1. What exactly happened with Bitmine's Ethereum purchase last week?

 

Bitmine Immersion Technologies announced on March 30, 2026, that it had acquired 71,179 Ethereum tokens during the prior week, marking its largest weekly purchase of the year and bringing total holdings to 4,732,082 ETH. 

 

This move, valued near $143 million at prevailing prices, continued a four-week acceleration from an earlier average of 45,000 to 50,000 ETH per week and reflected the company's ongoing treasury strategy.

 

2. How does Tom Lee's oil price view connect to crypto recovery?

 

Tom Lee stated that the crypto winter likely ends when the upside risk to oil prices peaks, noting the strongest inverse correlation in a year between oil and risk assets like crypto and equities. 

 

He sees rising oil as a temporary headwind until markets gain clarity on energy costs, at which point sentiment toward Ethereum could improve significantly.

 

3. What role does staking play in Bitmine's Ethereum holdings?

 

Bitmine has staked 3,142,643 ETH, or about 66 percent of its total, through its newly launched MAVAN platform, generating roughly $177 million in annualized revenue at current yields.
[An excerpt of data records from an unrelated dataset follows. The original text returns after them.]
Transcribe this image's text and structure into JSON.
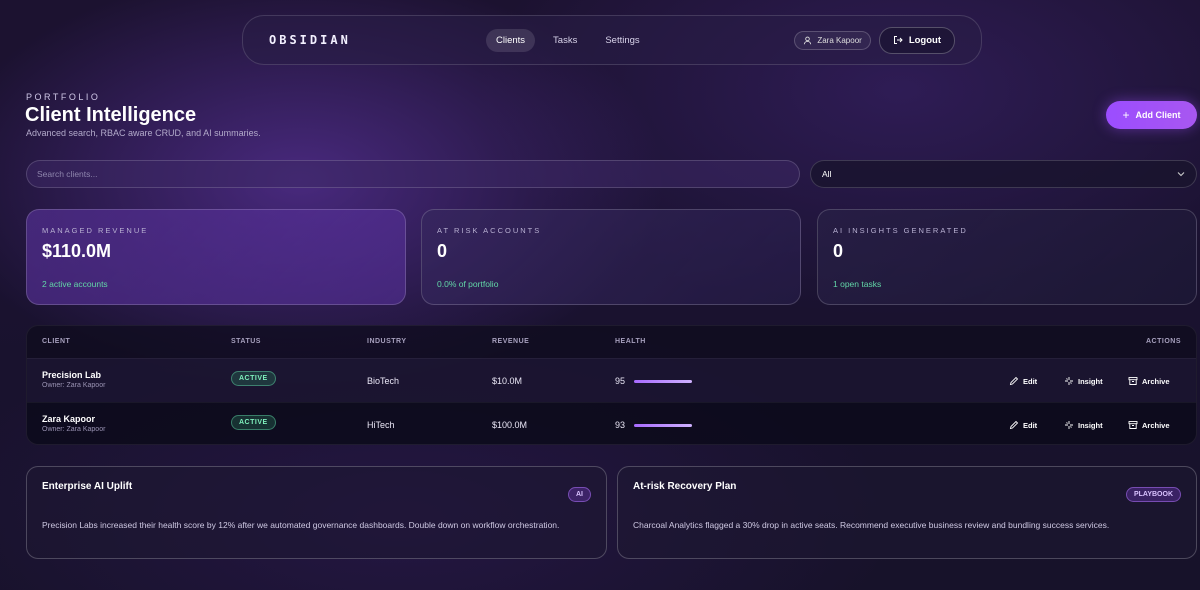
{
  "nav": {
    "brand": "OBSIDIAN",
    "links": [
      "Clients",
      "Tasks",
      "Settings"
    ],
    "user": "Zara Kapoor",
    "logout": "Logout"
  },
  "header": {
    "eyebrow": "PORTFOLIO",
    "title": "Client Intelligence",
    "subtitle": "Advanced search, RBAC aware CRUD, and AI summaries.",
    "add_button": "Add Client"
  },
  "search": {
    "placeholder": "Search clients..."
  },
  "filter": {
    "selected": "All"
  },
  "stats": [
    {
      "label": "MANAGED REVENUE",
      "value": "$110.0M",
      "sub": "2 active accounts"
    },
    {
      "label": "AT RISK ACCOUNTS",
      "value": "0",
      "sub": "0.0% of portfolio"
    },
    {
      "label": "AI INSIGHTS GENERATED",
      "value": "0",
      "sub": "1 open tasks"
    }
  ],
  "table": {
    "headers": [
      "CLIENT",
      "STATUS",
      "INDUSTRY",
      "REVENUE",
      "HEALTH",
      "ACTIONS"
    ],
    "rows": [
      {
        "name": "Precision Lab",
        "owner": "Owner: Zara Kapoor",
        "status": "ACTIVE",
        "industry": "BioTech",
        "revenue": "$10.0M",
        "health": "95"
      },
      {
        "name": "Zara Kapoor",
        "owner": "Owner: Zara Kapoor",
        "status": "ACTIVE",
        "industry": "HiTech",
        "revenue": "$100.0M",
        "health": "93"
      }
    ],
    "actions": [
      "Edit",
      "Insight",
      "Archive"
    ]
  },
  "cards": [
    {
      "title": "Enterprise AI Uplift",
      "tag": "AI",
      "body": "Precision Labs increased their health score by 12% after we automated governance dashboards. Double down on workflow orchestration."
    },
    {
      "title": "At-risk Recovery Plan",
      "tag": "PLAYBOOK",
      "body": "Charcoal Analytics flagged a 30% drop in active seats. Recommend executive business review and bundling success services."
    }
  ],
  "colors": {
    "accent": "#9b4dff",
    "positive": "#62d6a7"
  }
}
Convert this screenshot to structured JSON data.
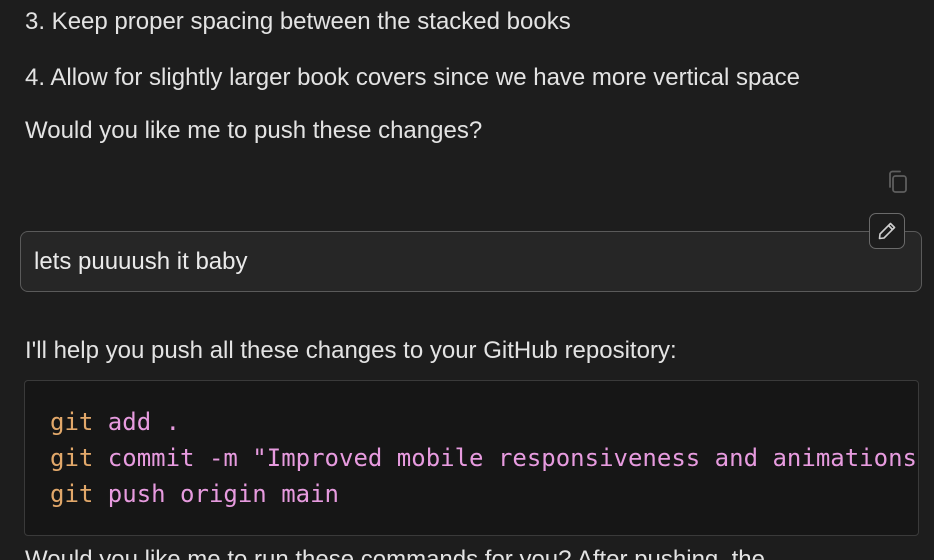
{
  "assistant_prev": {
    "item3": "3. Keep proper spacing between the stacked books",
    "item4": "4. Allow for slightly larger book covers since we have more vertical space",
    "question": "Would you like me to push these changes?"
  },
  "actions": {
    "copy_icon": "copy-icon",
    "edit_icon": "pencil-icon"
  },
  "user_message": {
    "text": "lets puuuush it baby"
  },
  "assistant_reply": {
    "intro": "I'll help you push all these changes to your GitHub repository:",
    "code": [
      {
        "cmd": "git",
        "args": " add ."
      },
      {
        "cmd": "git",
        "args": " commit -m \"Improved mobile responsiveness and animations\""
      },
      {
        "cmd": "git",
        "args": " push origin main"
      }
    ],
    "followup": "Would you like me to run these commands for you? After pushing, the"
  },
  "colors": {
    "background": "#1d1d1d",
    "text": "#e3e3e3",
    "code_command": "#e2a86a",
    "code_argument": "#e79bdf",
    "border": "#5a5a5a"
  }
}
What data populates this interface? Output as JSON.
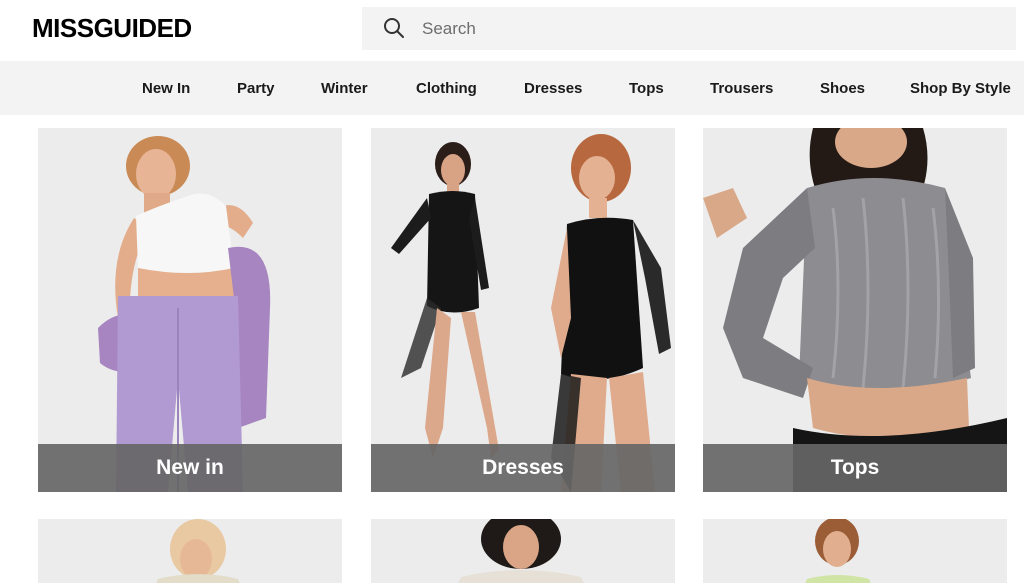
{
  "header": {
    "logo": "MISSGUIDED",
    "search_placeholder": "Search"
  },
  "nav": {
    "items": [
      "New In",
      "Party",
      "Winter",
      "Clothing",
      "Dresses",
      "Tops",
      "Trousers",
      "Shoes",
      "Shop By Style"
    ]
  },
  "categories": [
    {
      "label": "New in"
    },
    {
      "label": "Dresses"
    },
    {
      "label": "Tops"
    }
  ],
  "colors": {
    "nav_bg": "#f3f3f3",
    "label_bar": "#666666",
    "tile_bg": "#ececec"
  }
}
Full staking could produce up to $266 million annually while contributing to network security and providing steady income regardless of price fluctuations.

 

4. Why is Bitmine considered the leading Ethereum treasury company?

 

With 4,732,082 ETH representing 3.92 percent of total supply and total assets reaching $10.7 billion, Bitmine holds the largest dedicated Ethereum corporate treasury globally. 

 

Its consistent buying, staking program, and public disclosures set it apart as the primary institutional accumulator in the current market environment.

 

5. What makes Bitmine's strategy different from other corporate treasuries right now?

  

While several other digital asset treasuries paused or reduced purchases, Bitmine maintained and accelerated its Ethereum buying, standing out as the sole major corporate buyer continuing large-scale activity. 

 

This approach demonstrates focused conviction in Ethereum's long-term value through both accumulation and active protocol participation via staking.

 

6. What could peaking oil risks mean for Ethereum prices going forward?

 

According to Tom Lee, once oil upside risks peak and markets adjust to clearer energy cost directions, the headwind for risk assets should ease, potentially allowing Ethereum to benefit from improved sentiment, reduced selling pressure, and renewed institutional inflows that support price recovery.

Disclaimers

This content is for informational purposes only and does not constitute investment advice. Cryptocurrency investments carry risk. Please do your own research (DYOR).